Видения и вихри


Концерт Жан-Ива Тибоде – очередной проект Московской филармонии и фонда “Музыкальный олимп”, прибавляющий нашей стране шансов стать частью мирового концертного пространства. Пусть и у нас играют те же артисты, чьи имена украшают афиши Нью-Йорка, Берлина и Токио. Их становится все больше, хотя организаторы обычно делают ставку на имена, знакомые публике. Знаменитый пианист москвичам доселе известен не был – разве что кто-то видел телепоказ итальянского концерта Чечилии Бартоли с Тибоде за роялем.

Новый знакомый из тех мегазвезд, чей репертуар, имидж и круг занятий досконально соответствуют статусу эксклюзивного артиста компании-гиганта. Его концертные туалеты проектировала Вивиан Вествуд. Его рояль звучит в саундтреках фильмов, в том числе “Портрет женщины” с Николь Кидман. Он играет не только классику, но записал и два джазовых диска: “Размышления о Дюке” и “Разговор с Биллом Эвансом”. Он не только играет на фортепиано, но и участвует в благотворительных делах.

Жан-Иву Тибоде 43 года, начинал он вундеркиндом, поэтому успел записать более 30 дисков. Жюри премии Grammy наградило его за собрание сочинений Равеля. Тибоде, как истинный француз, играет и Сати, и Мессиана, но Равель – его конек. В программе московского концерта был как раз Равель.

Впрочем, первое отделение было отдано Шуману – и этот выбор едва ли пошел пианисту на пользу. Слишком уж мощны у нас собственные традиции исполнения немецкой романтической музыки, слишком высоки образцы. Если короткую Арабеску Тибоде сыграл обобщенно изящно, местами показав очень прозрачно звучащие аккорды, то в Симфонических этюдах ему не хватило ни глубины, ни красоты, ни свободы. Возможно, такой вариант Шумана надо бы воспринять как галльский, рационалистичный, критический. Но в таком случае ясность фактуры должна быть безупречной, и уж совсем не место жесткому, затрудненному форте в правой руке.

Увы, этот недостаток остался и в Равеле. Даже в самых удачных номерах казалось, что левой рукой (и по качеству звука, и по точности) Жан-Ив Тибоде владеет лучше, чем правой. Цикл из трех поэм “Ночной Гаспар” был близок к идеалу.

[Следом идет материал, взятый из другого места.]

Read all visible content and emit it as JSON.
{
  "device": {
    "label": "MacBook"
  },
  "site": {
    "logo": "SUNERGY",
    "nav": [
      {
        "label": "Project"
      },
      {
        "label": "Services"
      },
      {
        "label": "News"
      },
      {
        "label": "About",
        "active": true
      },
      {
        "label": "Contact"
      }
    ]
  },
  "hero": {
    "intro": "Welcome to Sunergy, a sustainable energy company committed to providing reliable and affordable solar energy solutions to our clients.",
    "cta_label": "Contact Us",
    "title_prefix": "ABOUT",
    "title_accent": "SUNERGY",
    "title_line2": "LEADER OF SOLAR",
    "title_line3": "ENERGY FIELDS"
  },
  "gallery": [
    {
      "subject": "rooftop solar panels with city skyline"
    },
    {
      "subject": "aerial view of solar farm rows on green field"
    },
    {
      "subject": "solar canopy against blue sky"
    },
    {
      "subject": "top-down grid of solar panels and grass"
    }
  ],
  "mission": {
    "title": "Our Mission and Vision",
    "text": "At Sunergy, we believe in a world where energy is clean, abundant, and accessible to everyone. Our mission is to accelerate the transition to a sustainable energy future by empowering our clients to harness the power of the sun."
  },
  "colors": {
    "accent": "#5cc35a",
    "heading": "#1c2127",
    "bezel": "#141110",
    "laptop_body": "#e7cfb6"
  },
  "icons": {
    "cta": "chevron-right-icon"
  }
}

Пир оттенков, шорохов, звуковых загадок и пейзажей – от рояля Тибоде шло туманное марево импрессионизма, миражи качались на месте, превращаясь в вихри и тая на глазах. В “Благородных и сентиментальных вальсах” звук мог бы быть столь же изменчив и богат (да и всеми тремя педалями пианист орудовал виртуозно), но мешала собственно вальсовая основа. Видимо, Тибоде настолько индивидуалистичен, что Шуман не может заставить его браво маршировать, а Равель – сладко вальсировать. Состояния-сны, медитации и галлюцинации ближе музыканту, чем прелесть танцевальных жанров. Неясные поэтические образы милее, чем лирические излияния. А лучше всего удается музыка вроде равелевских “Виселицы” или “Скарбо”, в которой фундамент словно провален на дно, а слуху явлены одни украшения, блики и орнаменты.

Жан-Ив Тибоде оказался хорошим пианистом, хотя выяснилось это лишь к концу программы. Ее увенчали бисы – салонная пьеса Шуры Черкасского (спасибо за оригинальный выбор), “Смерть Изольды” Вагнера – Листа, сыгранная свободно и элегантно, и Ноктюрн Шопена, исполненный просто, без затей и тем весьма свежо.